Biomarkers and potential function analysis of triple-negative breast cancer screening based on bioinformatics.

This study aims to identify and validate potential endogenous biomarkers for triple-negative breast cancer (TNBC). TNBC microarray data (GSE38959, GSE53752) were retrieved from the Gene Expression Omnibus (GEO) database, and principal component analysis (PCA) was performed to evaluate the reliability of the data. The microarray datasets were merged, and differentially expressed genes (DEGs) were identified using R software.

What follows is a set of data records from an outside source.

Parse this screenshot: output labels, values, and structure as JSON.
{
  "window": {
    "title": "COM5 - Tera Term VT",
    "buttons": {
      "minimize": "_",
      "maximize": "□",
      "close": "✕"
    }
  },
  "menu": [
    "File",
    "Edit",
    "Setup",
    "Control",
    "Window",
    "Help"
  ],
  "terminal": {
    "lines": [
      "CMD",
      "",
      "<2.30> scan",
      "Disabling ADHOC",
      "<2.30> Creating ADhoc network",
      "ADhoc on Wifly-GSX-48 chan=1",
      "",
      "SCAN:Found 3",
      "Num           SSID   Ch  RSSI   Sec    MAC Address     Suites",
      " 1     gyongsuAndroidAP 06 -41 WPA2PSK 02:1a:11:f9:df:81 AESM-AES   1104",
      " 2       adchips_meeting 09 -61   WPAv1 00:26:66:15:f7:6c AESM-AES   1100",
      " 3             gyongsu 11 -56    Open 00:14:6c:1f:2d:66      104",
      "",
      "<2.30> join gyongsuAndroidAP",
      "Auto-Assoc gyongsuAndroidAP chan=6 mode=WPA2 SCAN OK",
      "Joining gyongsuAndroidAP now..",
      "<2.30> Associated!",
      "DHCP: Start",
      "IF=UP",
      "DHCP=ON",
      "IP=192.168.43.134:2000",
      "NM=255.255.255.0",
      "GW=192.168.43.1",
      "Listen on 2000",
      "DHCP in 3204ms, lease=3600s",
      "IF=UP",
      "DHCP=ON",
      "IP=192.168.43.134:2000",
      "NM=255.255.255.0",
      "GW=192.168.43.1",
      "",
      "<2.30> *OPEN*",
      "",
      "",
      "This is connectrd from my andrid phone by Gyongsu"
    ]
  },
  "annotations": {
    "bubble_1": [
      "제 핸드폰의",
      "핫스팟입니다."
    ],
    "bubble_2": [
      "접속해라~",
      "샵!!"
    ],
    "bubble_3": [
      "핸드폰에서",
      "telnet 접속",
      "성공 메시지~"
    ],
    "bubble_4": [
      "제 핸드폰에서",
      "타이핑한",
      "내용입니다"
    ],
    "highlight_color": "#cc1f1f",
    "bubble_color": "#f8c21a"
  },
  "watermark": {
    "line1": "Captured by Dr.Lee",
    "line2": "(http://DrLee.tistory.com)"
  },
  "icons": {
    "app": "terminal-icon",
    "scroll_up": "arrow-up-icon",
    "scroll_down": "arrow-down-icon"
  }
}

Functional enrichment analysis of the DEGs was conducted using Gene Ontology (GO) and Kyoto Encyclopedia of Genes and Genomes (KEGG) pathways. The most disease-relevant module was identified through Weighted Gene Co-expression Network Analysis (WGCNA), and genes within this module were intersected with the DEGs. The intersecting genes underwent Least Absolute Shrinkage and Selection Operator (LASSO) regression analysis to minimize errors and identify TNBC-specific genes. Sensitivity and survival analyses were performed on the identified specific genes. There were 10 TNBC-specific genes identified: RRM2, DEPDC1, FIGF, TACC3, E2F1, CDO1, DST, MCM4, CHEK1, and PLSCR4. RT-qPCR analysis showed significant upregulation of CDO1, MCM4, DEPDC1, RRM2, and E2F1 in MDA-MB-231, CAL-148, and MFM-223 compared to MCF-10A. Our findings provide new insights into TNBC pathogenesis and potential therapeutic strategies, with important clinical implications for further understanding TNBC mechanisms and developing innovative treatments.